Contudo, em que pese o princípio da capacidade contributiva e o da dignidade da pessoa humana estarem claramente incorporados ao nosso ordenamento jurídico, a questão é saber qual a dimensão monetária do mínimo existencial.
Atualmente estão isentos do pagamento do imposto de renda os valores recebidos até R$ 1.903,98 ao mês. Esse valor não sofreu atualização desde 2015, em que pese a inflação dos últimos sete anos e o descompasso das atualizações realizadas antes de 2015, gerando uma evidente defasagem.
Adicione-se, ainda, que não só o limite de isenção precisa ser revisto para se adequar a realidade econômica atual, mas também as demais faixas de incidência, pois o imposto de renda, por imposição constitucional, deve ser progressivo, ou seja, ainda que haja capacidade econômica, tal capacidade deve acompanhar a riqueza do contribuinte, portanto, quem ganha mais deve contribuir proporcionalmente com valores maiores; assim, não basta atualizar a faixa de isenção e manter as faixas seguintes imutáveis. A modificação da tabela deve ser integral de modo a dimensionar a capacidade econômica de todos os contribuintes de acordo com a sua riqueza.
Diante desse cenário, a problemática consiste em fixar qual é o valor médio necessário para a sobrevivência digna de um cidadão para fins de dispensá-lo do pagamento do imposto de renda sobre a parcela recebida, bem como da proporcionalidade das faixas subsequentes, de forma a criar um tributo realmente progressivo e com racionalidade.
Não há leis ou decisões judiciais que fixem o valor do mínimo existencial, mas isso não permite arbitrariedades e nem omissões por parte do Legislativo, pois os princípios constitucionais precisam ser respeitados.
No plano legislativo tramitam vários projetos de lei para adequação da tabela do imposto de renda, entre eles o Projeto de Lei 2.337/2021, aprovado pela Câmara dos Deputados e no aguardo da análise pelo Senado Federal.

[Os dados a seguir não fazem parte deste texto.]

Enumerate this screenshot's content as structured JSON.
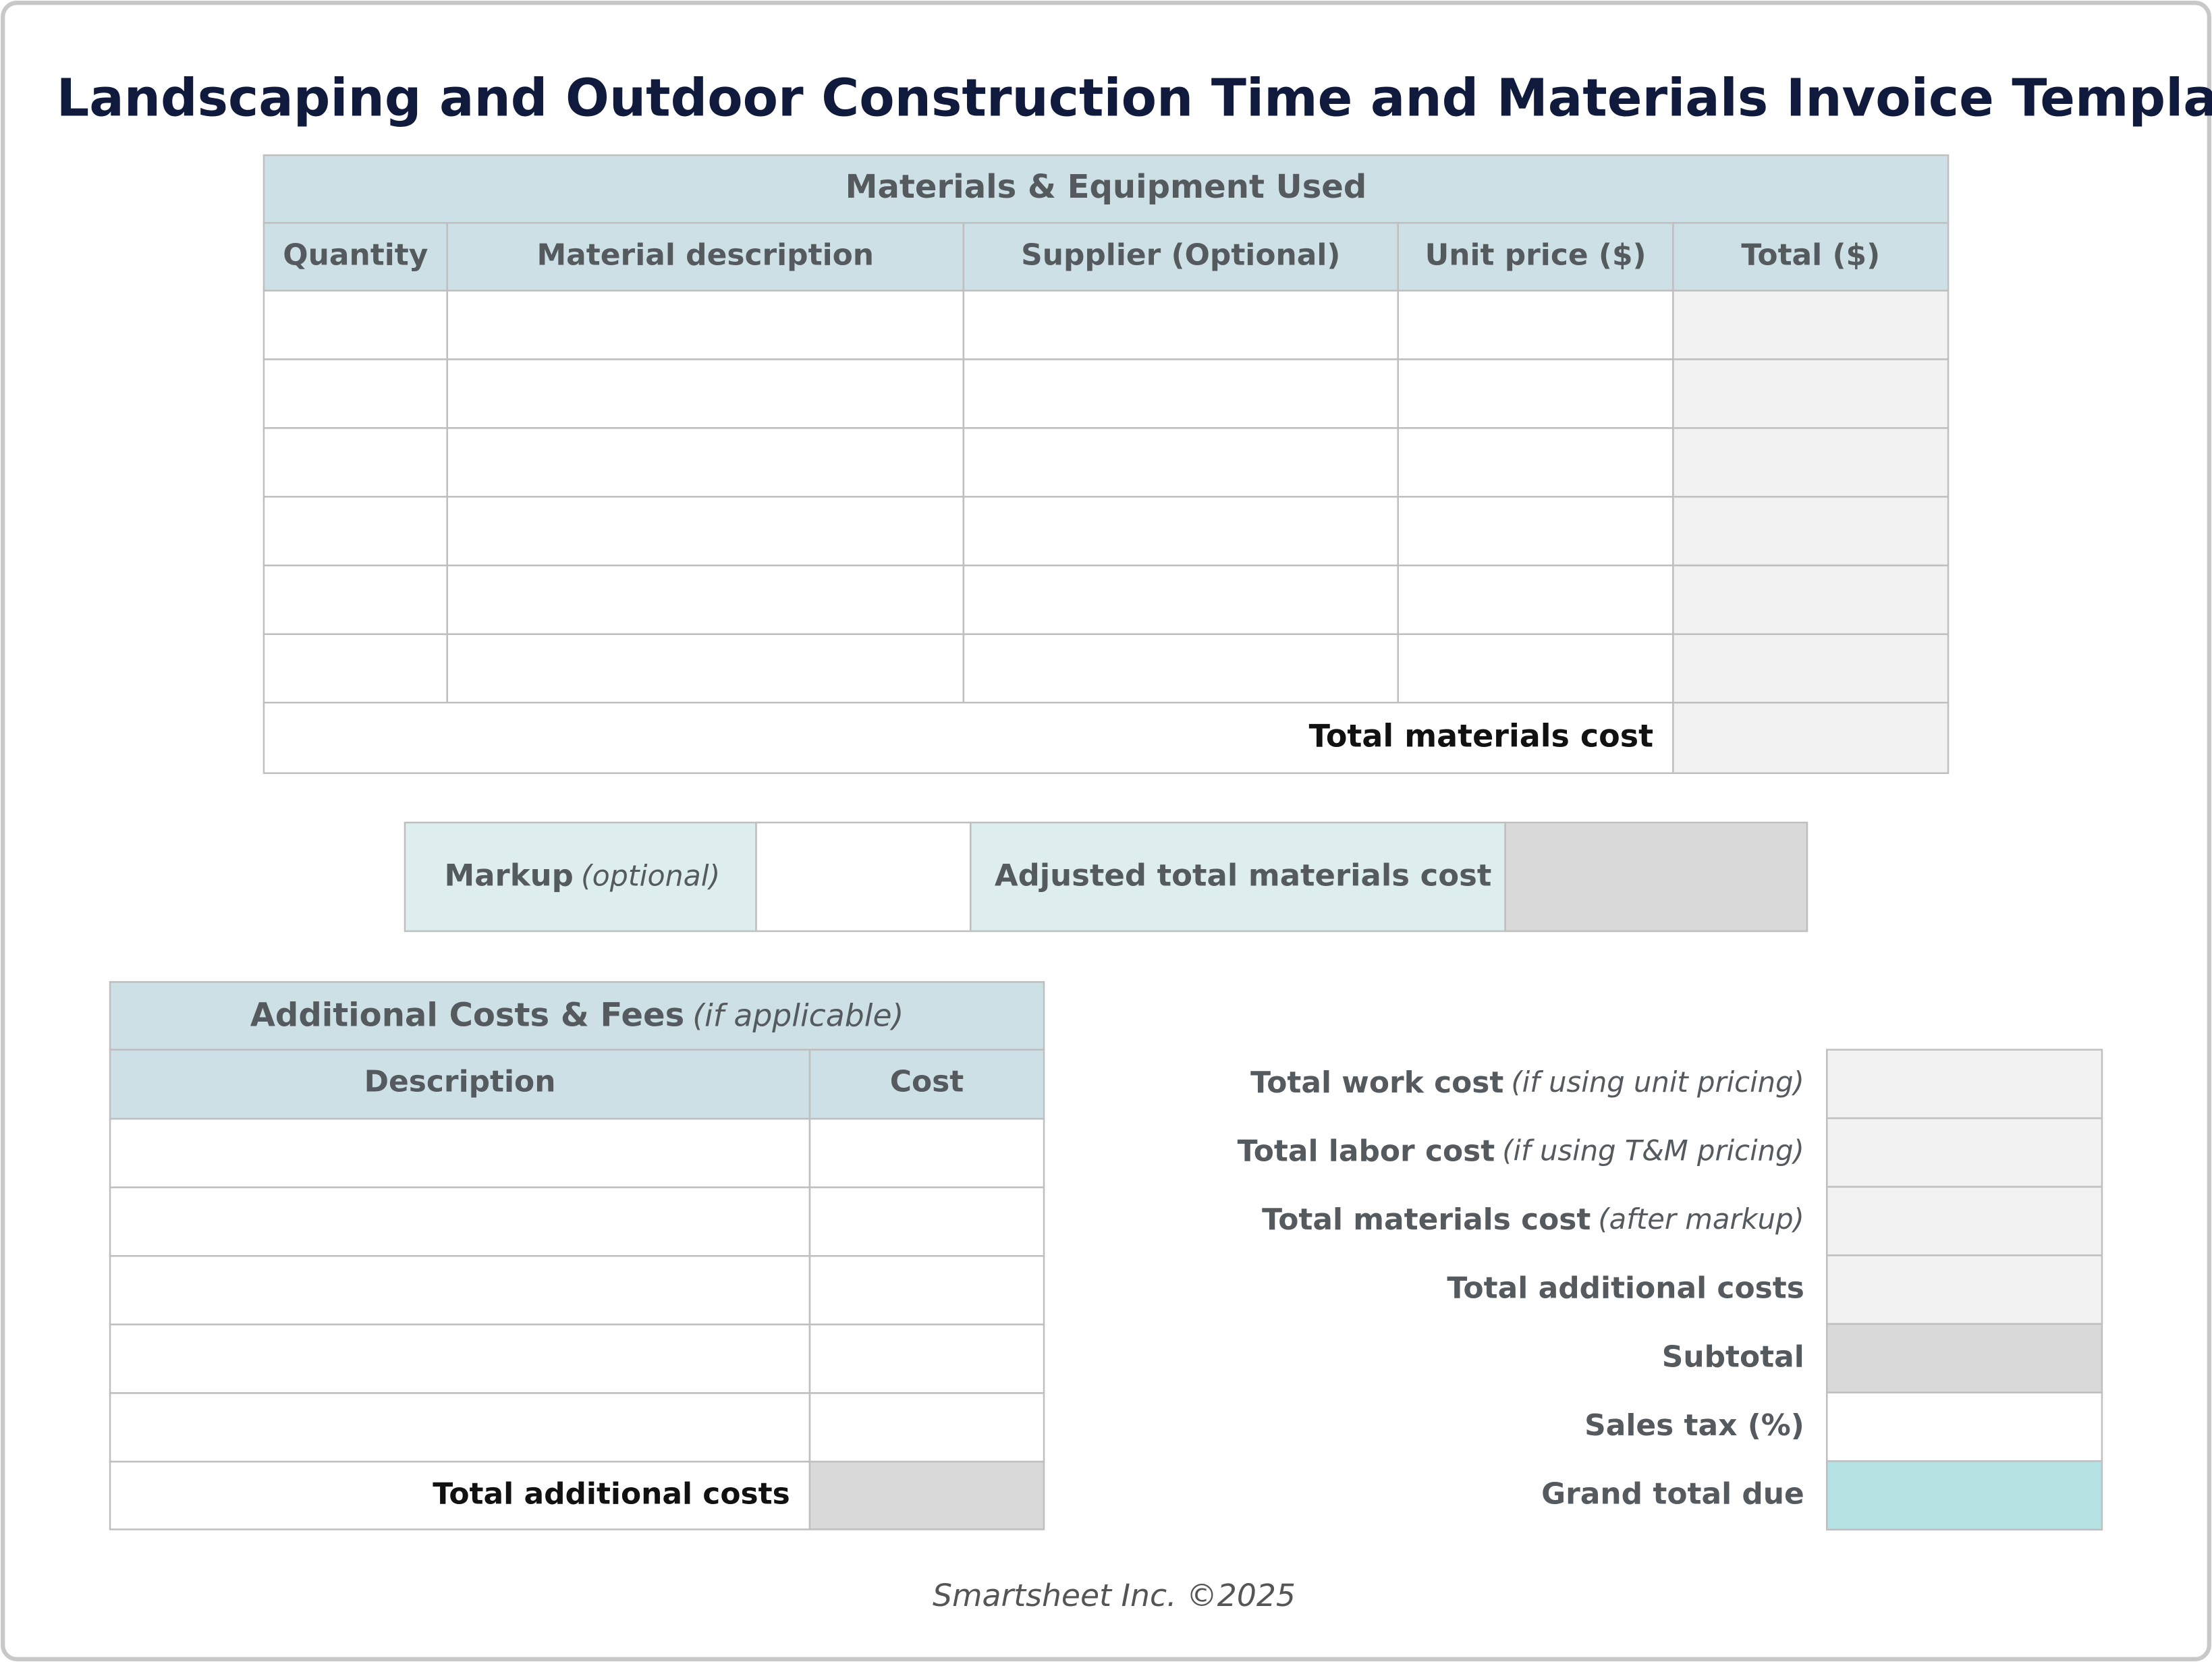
{
  "title": "Landscaping and Outdoor Construction Time and Materials Invoice Template",
  "materials": {
    "title": "Materials & Equipment Used",
    "columns": [
      "Quantity",
      "Material description",
      "Supplier (Optional)",
      "Unit price ($)",
      "Total ($)"
    ],
    "total_label": "Total materials cost"
  },
  "markup": {
    "label": "Markup",
    "note": "(optional)",
    "adjusted_label": "Adjusted total materials cost"
  },
  "additional": {
    "title": "Additional Costs & Fees",
    "note": "(if applicable)",
    "columns": [
      "Description",
      "Cost"
    ],
    "total_label": "Total additional costs"
  },
  "summary": [
    {
      "label": "Total work cost",
      "note": "(if using unit pricing)"
    },
    {
      "label": "Total labor cost",
      "note": "(if using T&M pricing)"
    },
    {
      "label": "Total materials cost",
      "note": "(after markup)"
    },
    {
      "label": "Total additional costs"
    },
    {
      "label": "Subtotal"
    },
    {
      "label": "Sales tax (%)"
    },
    {
      "label": "Grand total due"
    }
  ],
  "footer": "Smartsheet Inc. ©2025"
}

Nesse projeto, a faixa de isenção alcançaria todos os contribuintes até o valor de R$ 2,5 mil reais, com a adequação das demais faixas. A questão é que o projeto modifica outros pontos polêmicos de cunho tributário que acabam por retardar a sua votação, como, por exemplo, a tributação dos dividendos.
Vale mencionar, ainda, o Projeto de Lei 2.140/22, que amplia a faixa de isenção para R$ 5.200,00. O referido projeto está apensado ao Projeto de Lei 3.089 de 2008, que recebeu nesses quinze anos de tramitação mais de 90 outros projetos de lei com objetivo de reformular o imposto de renda.

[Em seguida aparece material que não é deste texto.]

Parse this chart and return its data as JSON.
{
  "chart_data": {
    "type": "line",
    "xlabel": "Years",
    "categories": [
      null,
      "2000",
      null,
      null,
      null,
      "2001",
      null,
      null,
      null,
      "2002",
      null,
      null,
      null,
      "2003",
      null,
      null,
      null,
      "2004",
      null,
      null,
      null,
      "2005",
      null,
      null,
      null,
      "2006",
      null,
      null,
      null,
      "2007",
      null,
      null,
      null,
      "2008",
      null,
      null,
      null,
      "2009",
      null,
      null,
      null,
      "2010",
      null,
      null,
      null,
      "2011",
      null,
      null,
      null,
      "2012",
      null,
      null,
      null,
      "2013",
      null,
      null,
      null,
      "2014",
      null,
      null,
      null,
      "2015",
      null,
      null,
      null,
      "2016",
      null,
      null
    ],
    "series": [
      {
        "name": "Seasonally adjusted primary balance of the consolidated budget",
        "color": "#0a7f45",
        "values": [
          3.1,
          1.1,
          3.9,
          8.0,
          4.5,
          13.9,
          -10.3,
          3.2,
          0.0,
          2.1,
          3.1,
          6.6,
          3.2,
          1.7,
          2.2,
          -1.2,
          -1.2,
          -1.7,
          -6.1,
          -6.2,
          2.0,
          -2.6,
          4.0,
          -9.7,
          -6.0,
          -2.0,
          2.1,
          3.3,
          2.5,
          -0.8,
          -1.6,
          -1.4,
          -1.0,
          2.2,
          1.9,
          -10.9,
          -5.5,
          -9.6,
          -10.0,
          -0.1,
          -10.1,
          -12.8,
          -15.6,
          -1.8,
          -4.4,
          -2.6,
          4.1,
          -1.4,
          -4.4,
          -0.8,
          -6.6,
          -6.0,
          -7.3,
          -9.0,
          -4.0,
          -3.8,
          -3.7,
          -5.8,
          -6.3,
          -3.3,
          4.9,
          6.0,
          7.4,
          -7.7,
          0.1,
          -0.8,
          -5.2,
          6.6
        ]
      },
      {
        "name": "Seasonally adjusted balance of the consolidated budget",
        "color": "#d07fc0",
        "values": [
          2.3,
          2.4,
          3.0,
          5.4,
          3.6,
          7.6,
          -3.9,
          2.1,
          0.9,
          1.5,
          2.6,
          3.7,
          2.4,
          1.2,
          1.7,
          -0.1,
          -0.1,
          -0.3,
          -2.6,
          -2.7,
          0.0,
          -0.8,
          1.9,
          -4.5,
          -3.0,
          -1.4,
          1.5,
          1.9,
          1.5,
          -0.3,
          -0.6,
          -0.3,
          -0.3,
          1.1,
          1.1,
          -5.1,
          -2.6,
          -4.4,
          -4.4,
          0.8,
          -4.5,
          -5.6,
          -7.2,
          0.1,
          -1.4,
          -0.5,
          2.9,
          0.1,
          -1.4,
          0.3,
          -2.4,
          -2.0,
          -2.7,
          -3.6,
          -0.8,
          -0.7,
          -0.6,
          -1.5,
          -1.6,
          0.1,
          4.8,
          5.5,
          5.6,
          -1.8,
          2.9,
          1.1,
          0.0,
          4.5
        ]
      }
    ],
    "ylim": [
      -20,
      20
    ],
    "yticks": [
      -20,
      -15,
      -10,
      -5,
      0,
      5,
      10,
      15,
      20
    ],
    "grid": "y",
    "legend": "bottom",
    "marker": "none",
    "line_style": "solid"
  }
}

Assim sendo, não há escassez de projetos para alteração da tabela do imposto de renda, mas falta de vontade política de fazer as modificações necessárias.

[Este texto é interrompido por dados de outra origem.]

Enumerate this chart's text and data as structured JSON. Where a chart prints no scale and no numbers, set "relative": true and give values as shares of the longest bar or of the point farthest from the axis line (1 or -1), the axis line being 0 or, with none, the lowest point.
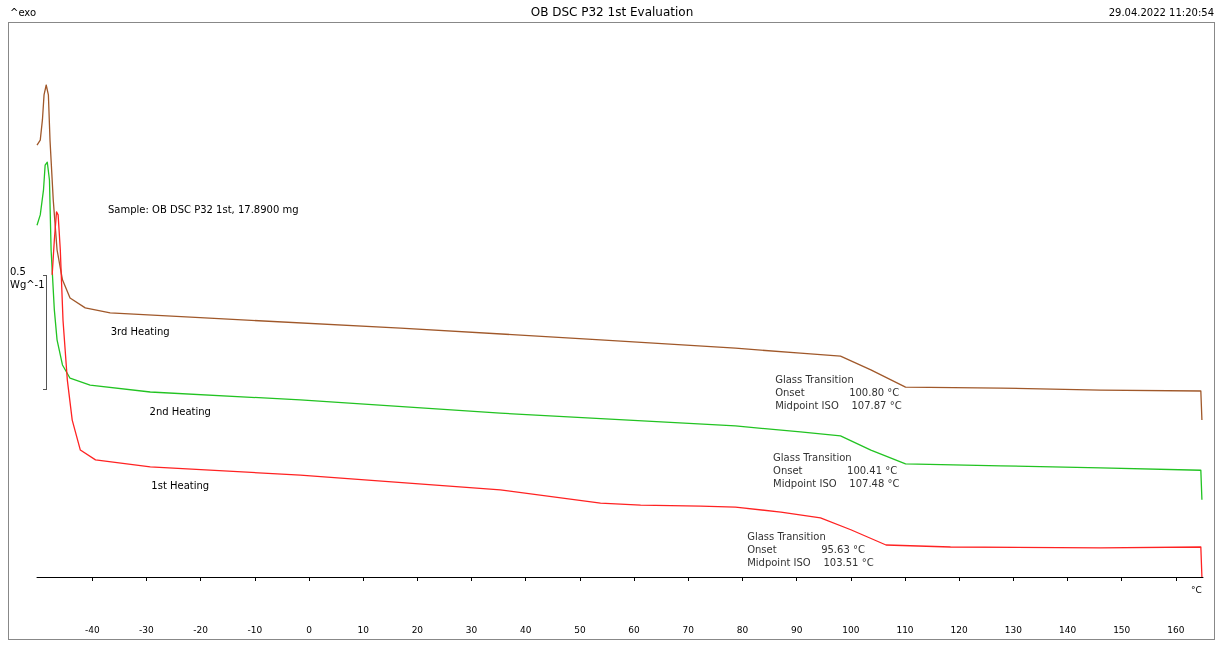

Como se não bastasse a falta de alinhamento político do Legislativo para mudar o imposto de renda, caíra, por terra as esperanças de que o Judiciário fizesse valer os princípios constitucionais diante da omissão do Congresso Nacional.
Isso porque o Supremo Tribunal Federal, provocado a se manifestar sobre o assunto pela Ordem dos Advogados do Brasil na Ação Direta de Inconstitucionalidade nº 5.096, entendeu que não cabia à Corte Constitucional a correção monetária da tabela, sob pena de usurpação de competência legislativa, ressaltando, ainda, que o valor de R$ 1.903,98 correspondia ao dobro o valor do salário mínimo vigente no país em 2019 (R$ 998,00).
Ocorre que o salário mínimo de 2023, no valor atual de R$ 1.302,00, segundo estudos do Departamento Intersindical de Estatística e Estudos Socioeconômicos (DIEESE), está cinco vezes abaixo do montante necessário para cobrir as necessidades das famílias brasileiras.
Portanto, a régua que está sendo utilizada para medir a capacidade econômica dos contribuintes está quebrada. O salário mínimo não pode ser parâmetro para aferição do mínimo existencial.
*As opiniões expressas neste artigo são de responsabilidade exclusiva do(s) autor(es), não refletindo necessariamente a posição institucional da FGV.